Safety Chris Hope said Cecil was an easy target as the biggest change in the defense.

"But Chuck only calls the plays, and we have to play whatever he calls to the best of our ability and try to win. ... Everybody has to take responsibility for that, not just Chuck,'' Hope said.

The Titans ranked 11th in points allowed, giving up an average of 20.4 points, 15th in net yards allowed (341.6), third with 16 interceptions and ninth for lowest opponent passer's rating at 74.1. They allowed more than 283 yards passing just once - in a 27-24 overtime win Dec. 20 against Miami when the Dolphins threw for 347 yards.

Tennessee finished 8-8 and just missed the playoffs.

In the offseason, free agent end Kyle Vanden Bosch left for Detroit and cornerback Nick Harper's contract was not renewed.

Linebacker David Thornton has spent the offseason recovering from pectoral/shoulder surgery, and free agent linebacker Keith Bulluck is recovering from ACL surgery.

Tennessee signed linebacker Will Witherspoon, and Gerald McRath has worked in Thornton's spot. McRath will sit out the first four games for violating the NFL's performance-enhancing substances policy. The Titans also used six of their nine draft picks on defensive players, including end Derrick Morgan at No. 16.

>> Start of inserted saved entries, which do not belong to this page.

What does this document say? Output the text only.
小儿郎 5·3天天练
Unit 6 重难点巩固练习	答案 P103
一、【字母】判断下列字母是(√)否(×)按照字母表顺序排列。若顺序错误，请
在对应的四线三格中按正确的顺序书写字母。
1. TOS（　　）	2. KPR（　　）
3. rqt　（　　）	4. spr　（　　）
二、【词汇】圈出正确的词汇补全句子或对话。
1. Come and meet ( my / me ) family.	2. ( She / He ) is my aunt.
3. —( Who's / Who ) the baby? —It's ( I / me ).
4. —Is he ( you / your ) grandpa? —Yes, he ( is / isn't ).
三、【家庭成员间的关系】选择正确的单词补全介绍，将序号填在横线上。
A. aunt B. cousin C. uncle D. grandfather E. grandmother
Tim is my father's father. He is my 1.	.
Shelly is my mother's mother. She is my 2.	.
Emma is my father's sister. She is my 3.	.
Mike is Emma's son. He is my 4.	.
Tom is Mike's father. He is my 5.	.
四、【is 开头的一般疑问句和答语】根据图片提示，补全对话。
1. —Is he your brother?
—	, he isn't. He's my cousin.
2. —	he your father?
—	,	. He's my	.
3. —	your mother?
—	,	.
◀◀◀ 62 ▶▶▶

One of the first things Cecil did this offseason was remind his players of the Titans' defensive mentality: Hustle and focus.

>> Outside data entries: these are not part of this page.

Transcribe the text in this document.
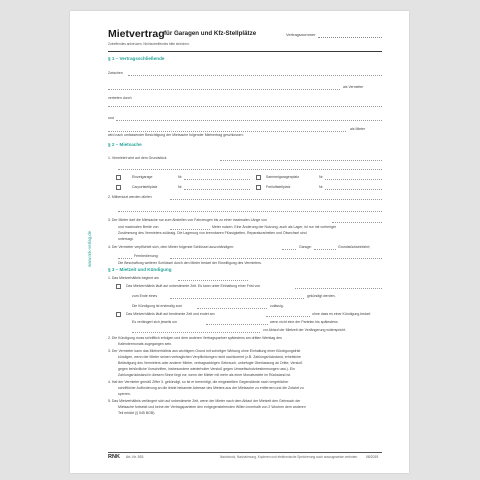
Mietvertrag für Garagen und Kfz-Stellplätze
Zutreffendes ankreuzen. Nichtzutreffendes bitte streichen.
Vertragsnummer
§ 1 – Vertragsschließende
Zwischen
als Vermieter
vertreten durch
und
als Mieter
wird nach umfassender Besichtigung der Mietsache folgender Mietvertrag geschlossen:
§ 2 – Mietsache
1. Vermietet wird auf dem Grundstück
Einzelgarage	Nr.	Sammelgaragenplatz	Nr.
Carportstellplatz	Nr.	Freiluftstellplatz	Nr.
2. Mitbenutzt werden dürfen:
3. Der Mieter darf die Mietsache nur zum Abstellen von Fahrzeugen bis zu einer maximalen Länge von
und maximalen Breite von	Meter nutzen. Eine Änderung der Nutzung, auch als Lager, ist nur mit vorheriger
Zustimmung des Vermieters zulässig. Die Lagerung von brennbaren Flüssigkeiten, Reparaturarbeiten und Ölwechsel sind
untersagt.
4. Der Vermieter verpflichtet sich, dem Mieter folgende Schlüssel auszuhändigen:	Garage:	Grundstückseinfahrt;
Fernbedienung:
Die Beschaffung weiterer Schlüssel durch den Mieter bedarf der Einwilligung des Vermieters.
§ 3 – Mietzeit und Kündigung
1. Das Mietverhältnis beginnt am
Das Mietverhältnis läuft auf unbestimmte Zeit. Es kann unter Einhaltung einer Frist von
zum Ende eines	gekündigt werden.
Die Kündigung ist erstmalig zum	zulässig.
Das Mietverhältnis läuft auf bestimmte Zeit und endet am	ohne dass es einer Kündigung bedarf.
Es verlängert sich jeweils um	wenn nicht eine der Parteien bis spätestens
vor Ablauf der Mietzeit der Verlängerung widerspricht.
2. Die Kündigung muss schriftlich erfolgen und dem anderen Vertragspartner spätestens am dritten Werktag des
Kalendermonats zugegangen sein.
3. Der Vermieter kann das Mietverhältnis aus wichtigem Grund mit sofortiger Wirkung ohne Einhaltung einer Kündigungsfrist
kündigen, wenn der Mieter seinen vertraglichen Verpflichtungen nicht nachkommt (z.B. Zahlungsrückstand, erhebliche
Belästigung des Vermieters oder anderer Mieter, vertragswidrigen Gebrauch, unbefugte Überlassung an Dritte, Verstoß
gegen behördliche Vorschriften, insbesondere wiederholter Verstoß gegen Umweltschutzbestimmungen usw.). Ein
Zahlungsrückstand in diesem Sinne liegt vor, wenn der Mieter mit mehr als einer Monatsmiete im Rückstand ist.
4. Hat der Vermieter gemäß Ziffer 3. gekündigt, so ist er berechtigt, die eingestellten Gegenstände nach vergeblicher
schriftlicher Aufforderung an die letzte bekannte Adresse des Mieters aus der Mietsache zu entfernen und die Zufahrt zu
sperren.
5. Das Mietverhältnis verlängert sich auf unbestimmte Zeit, wenn der Mieter nach dem Ablauf der Mietzeit den Gebrauch der
Mietsache fortsetzt und keine der Vertragsparteien den entgegenstehenden Willen innerhalb von 2 Wochen dem anderen
Teil erklärt (§ 545 BGB).
www.rnk-verlag.de
RNK Art.-Nr. 553	Nachdruck, Nachahmung, Kopieren und elektronische Speicherung auch auszugsweise verboten. 08/2019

Fisher said Thursday that the injuries, dropped balls and non-calls that contributed to that 0-6 start can't be predicted. He believes Cecil overcame a lot, showed creativity and had the Titans ready to play.

"Coaches that I've had over the years, the number of coordinators, the second year's always easier than the first year,'' Fisher said.

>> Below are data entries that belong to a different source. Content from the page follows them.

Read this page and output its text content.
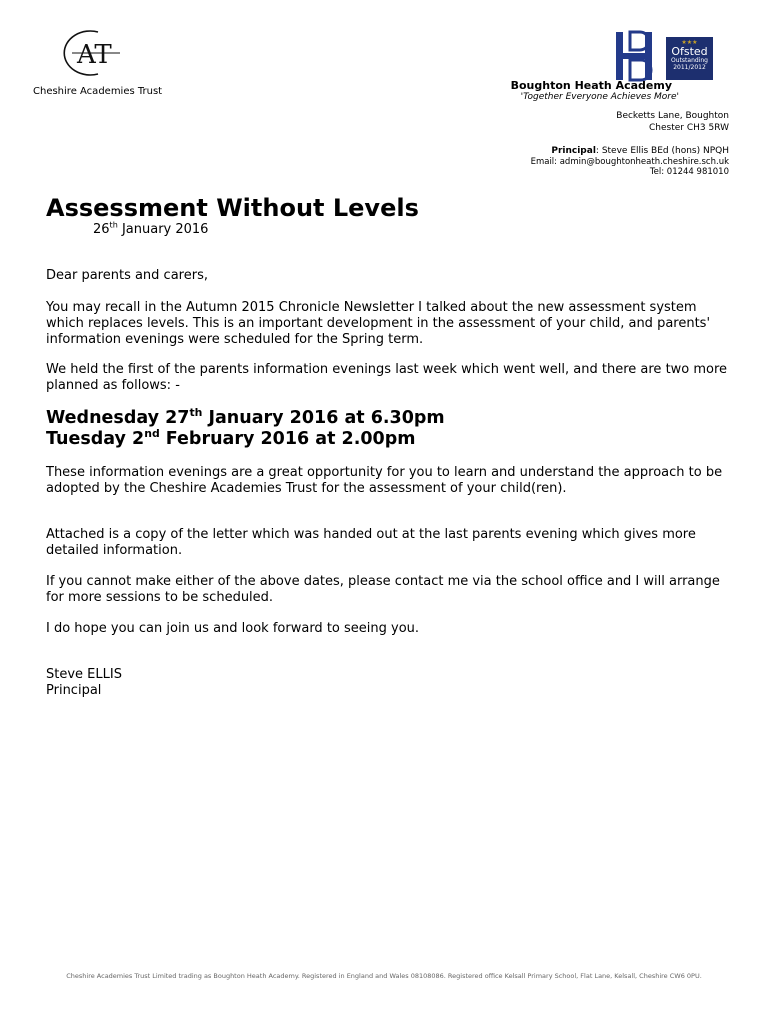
AT
Cheshire Academies Trust
BH
★★★
Ofsted
Outstanding
2011/2012
Boughton Heath Academy
'Together Everyone Achieves More'
Becketts Lane, Boughton
Chester CH3 5RW
Principal: Steve Ellis BEd (hons) NPQH
Email: admin@boughtonheath.cheshire.sch.uk
Tel: 01244 981010
Assessment Without Levels
26th January 2016

Dear parents and carers,

You may recall in the Autumn 2015 Chronicle Newsletter I talked about the new assessment system which replaces levels. This is an important development in the assessment of your child, and parents' information evenings were scheduled for the Spring term.

We held the first of the parents information evenings last week which went well, and there are two more planned as follows: -

Wednesday 27th January 2016 at 6.30pm
Tuesday 2nd February 2016 at 2.00pm

These information evenings are a great opportunity for you to learn and understand the approach to be adopted by the Cheshire Academies Trust for the assessment of your child(ren).

Attached is a copy of the letter which was handed out at the last parents evening which gives more detailed information.

If you cannot make either of the above dates, please contact me via the school office and I will arrange for more sessions to be scheduled.

I do hope you can join us and look forward to seeing you.

Steve ELLIS
Principal
Cheshire Academies Trust Limited trading as Boughton Heath Academy. Registered in England and Wales 08108086. Registered office Kelsall Primary School, Flat Lane, Kelsall, Cheshire CW6 0PU.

For the Titans, it couldn't be any tougher.

NOTES: WR Nate Washington had his left wrist checked after colliding with CB Jason McCourty going up for a deep pass. Fisher said he was fine. ... The Titans hosted 70 coaches as part of Fisher's ninth annual coaching clinic Thursday with high school coaches coming from as far away as Georgia, Alabama and Mississippi.